Tripping dengan Mantan Mahasiswa/i

Tongsis in action
Hampir dua tahun setelah kelulusan, akhirnya ada juga ide dari seorang untuk jalan jalan lintas provinsi. Tujuannya melepas penat dan temu kangen teman teman seangkatan. Walau niatnya baik, orang tersebut tidak luput dari rasa bersalahnya mengajak kita jalan jalan di musim hujan. Sehingga pada suatu ketika ada tragedi payung tertinggal, ada yang mengeluh harus beli lagi sebelum pulang. 


Yak! Saya dan beberapa rekan mantan mahasiswa yang seangkatan kemarin melakukan jalan jalan ke Sumowono Semarang dan Jogjakarta. Perjalanan semi backpacker ini diawali dengan pertemuan kami di Stasiun Senen dengan naik kereta malam. Dimana malam itu Jakarta sudah diguyur hujan. Kalau saja malam itu ada organ tunggal, pasti lagunya kereta malam by Elvi Sukaesih.

Jumlah personil yang berangkat dari Jakarta ada delapan orang dengan jumlah yang seimbang, empat pria dan empat wanita. Dengan profesi yang berbeda, tetapi kami semua memiliki daya humor yang sama. Terlebih, dua diantara kami adalah penulis buku semi humor best seller se Indonesia. Jadi perjalanan ini gak garing lah ya. Apalagi karena ada saya hahaha #abaikan.

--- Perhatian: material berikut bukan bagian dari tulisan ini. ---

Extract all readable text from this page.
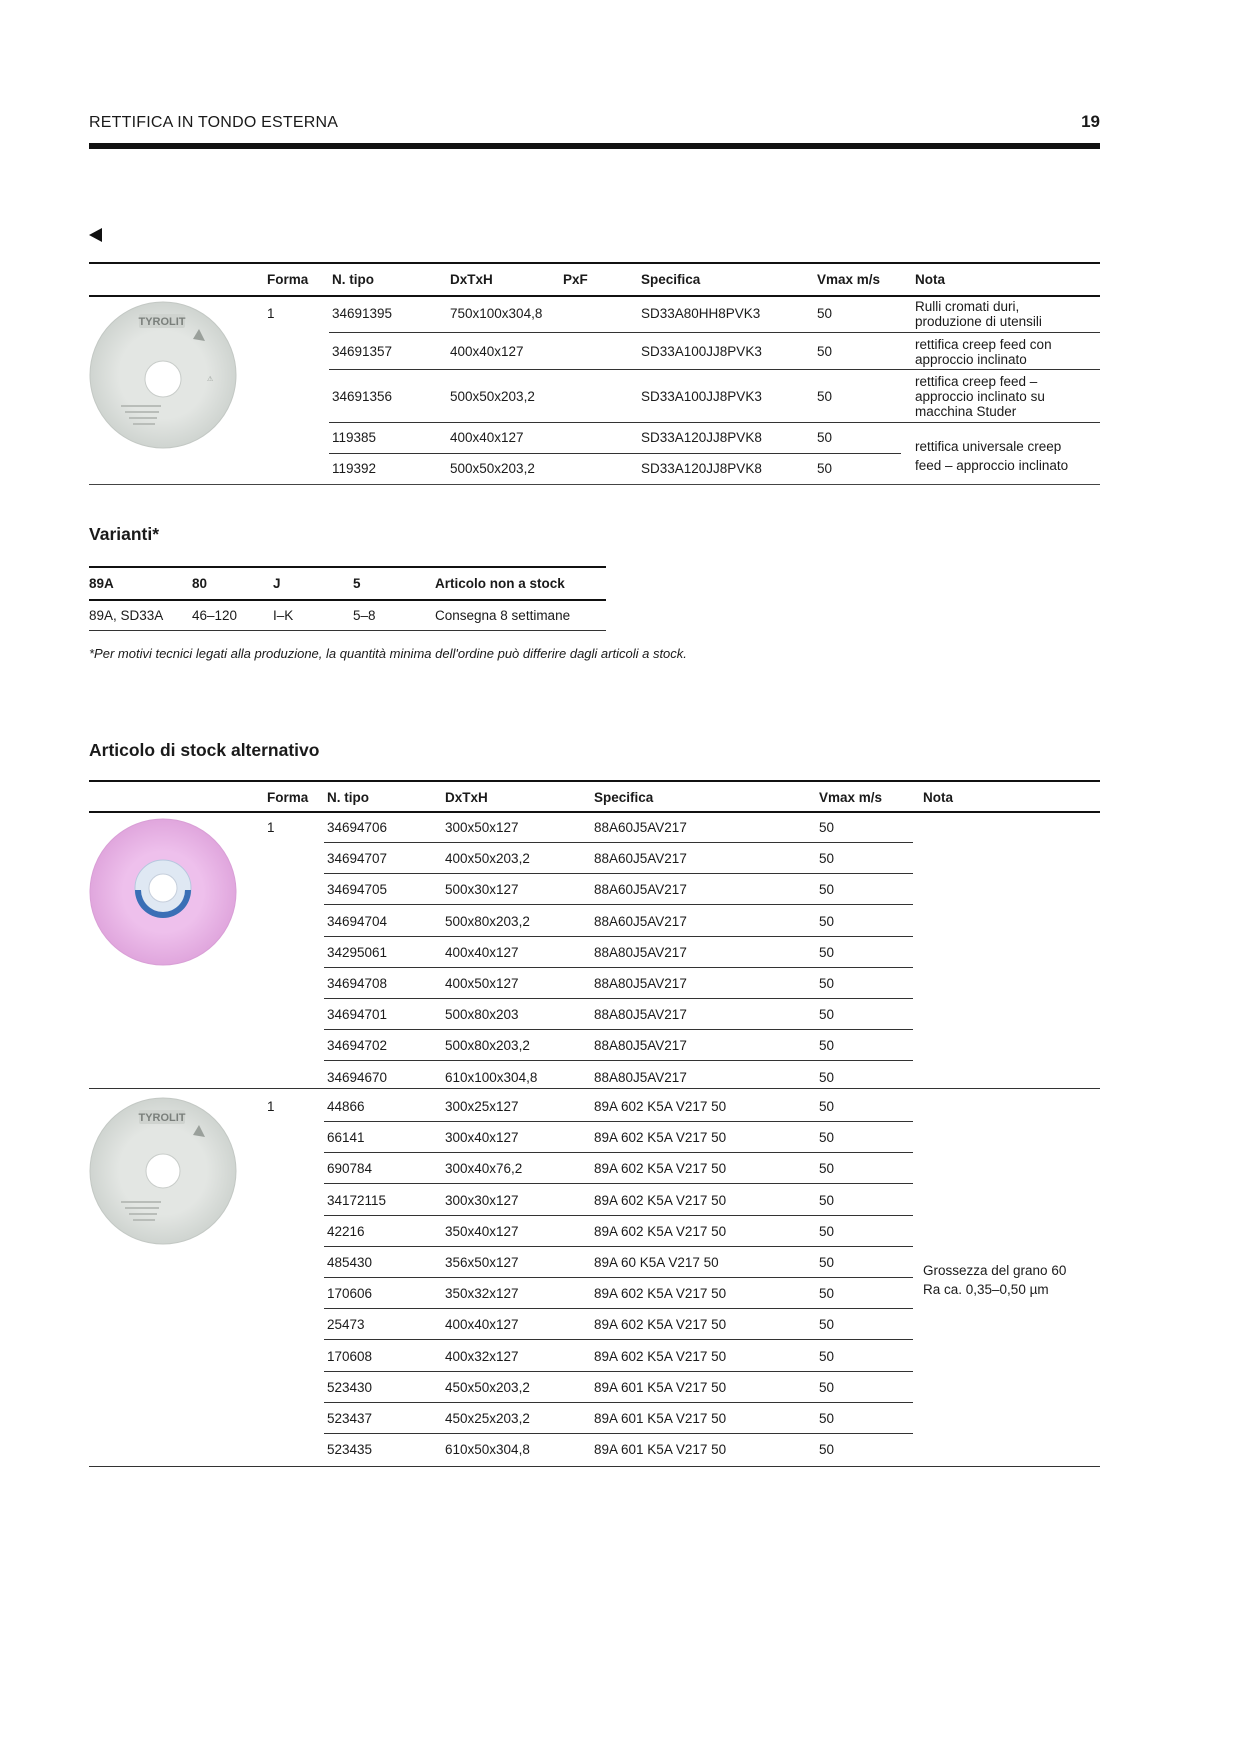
RETTIFICA IN TONDO ESTERNA	19
Forma N. tipo	DxTxH	PxF	Specifica	Vmax m/s	Nota
TYROLIT
⚠
1	34691395	750x100x304,8	SD33A80HH8PVK3	50	Rulli cromati duri,
produzione di utensili
34691357	400x40x127	SD33A100JJ8PVK3	50	rettifica creep feed con
approccio inclinato
34691356	500x50x203,2	SD33A100JJ8PVK3	50
rettifica creep feed –
approccio inclinato su
macchina Studer
119385	400x40x127	SD33A120JJ8PVK8	50
rettifica universale creep
feed – approccio inclinato
119392	500x50x203,2	SD33A120JJ8PVK8	50
Varianti*
89A	80	J	5	Articolo non a stock
89A, SD33A 46–120	I–K	5–8	Consegna 8 settimane
*Per motivi tecnici legati alla produzione, la quantità minima dell'ordine può differire dagli articoli a stock.
Articolo di stock alternativo
Forma N. tipo	DxTxH	Specifica	Vmax m/s	Nota
1	34694706	300x50x127	88A60J5AV217	50
34694707	400x50x203,2	88A60J5AV217	50
34694705	500x30x127	88A60J5AV217	50
34694704	500x80x203,2	88A60J5AV217	50
34295061	400x40x127	88A80J5AV217	50
34694708	400x50x127	88A80J5AV217	50
34694701	500x80x203	88A80J5AV217	50
34694702	500x80x203,2	88A80J5AV217	50
34694670	610x100x304,8	88A80J5AV217	50
TYROLIT
1	44866	300x25x127	89A 602 K5A V217 50	50
66141	300x40x127	89A 602 K5A V217 50	50
690784	300x40x76,2	89A 602 K5A V217 50	50
34172115	300x30x127	89A 602 K5A V217 50	50
42216	350x40x127	89A 602 K5A V217 50	50
485430	356x50x127	89A 60 K5A V217 50	50
170606	350x32x127	89A 602 K5A V217 50	50
25473	400x40x127	89A 602 K5A V217 50	50
170608	400x32x127	89A 602 K5A V217 50	50
523430	450x50x203,2	89A 601 K5A V217 50	50
523437	450x25x203,2	89A 601 K5A V217 50	50
523435	610x50x304,8	89A 601 K5A V217 50	50
Grossezza del grano 60
Ra ca. 0,35–0,50 µm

Jadi perjalanan ke Semarang dan Jogajakarta kali itu tergolong absurd, kenapa? Mari dibahas satu per satu (cuma dua sih).

1. Topik wisata
Topik wisata kali ini juga nano nano. Dibilang kulineran, mengunjungi situs purbakala, sejarah, budaya, atau belanja enggak maksimal juga sih walau semuanya cukup kesampean. Karena itenerary kita mencakup ke semua topik, pergi ke prambanan (tapi nggak borobudur), makan gudeg (tapi kereceknya cuma 1 lapis), belanja (satu jam saja waktunya di Malioboro berhubung tokonya mau tutup), dan ada beberapa lainnya. Jadi sampai selesai kita jalan jalan, saya tememberi topik untuk perjalanan kali ini adalah temu kangen hehehe.

2. Rute perjalanan.
Rute perjalanan sudah dibuat dengan rapi oleh teman saya yang berprofesi sebagai IT dan pertukangan. Orangnya cukup apik dan paling rapih. Tapi sayang, dia lupa melakukan detail pada rencananya, seperti akan naik apakah nanti pada saat di Jogja, siapa yang akan menyetir, dimana letak persis penginapan, dimana akan makan siang, dll. Untungnya, semua anggota yang ikut memiliki hati yang woles dengan plan yang easy going ini hehe. Berikut list rutenya:

Jakarta - Semarang - Sumowono - Jogjakarta - Prambanan - Jakarta

Stasiun poncol
Dari Jakarta menuju Semarang kami menumpang kereta malam kelas ekonomi AC. FYI, sekarang semua kereta sudah ber-AC, memiliki stop kontak, dan tidak ada pengamen yang bisa masuk. Karena rata rata dari semua bermajikan kepada perusahaan, maka perjalanan dilakukan di Jumat malam. Kalau yang seninnya gak bisa cuti ya terpaksa harus masuk deh. Di kereta ini sangatlah tidak beruntung kalau kalian memiliki tinggi badan di atas 175 cm. Niscaya kalian harus membentuk kaki sedemikian rupa agar tidak bersinggungan dengan orang yang ada di hadapan kalian. Salah seorang teman saya saja sampai diminta melebarkan kaki dan mbak mbak depannya yang merapatkan kaki (agak absurd memang pas kejadian nyata).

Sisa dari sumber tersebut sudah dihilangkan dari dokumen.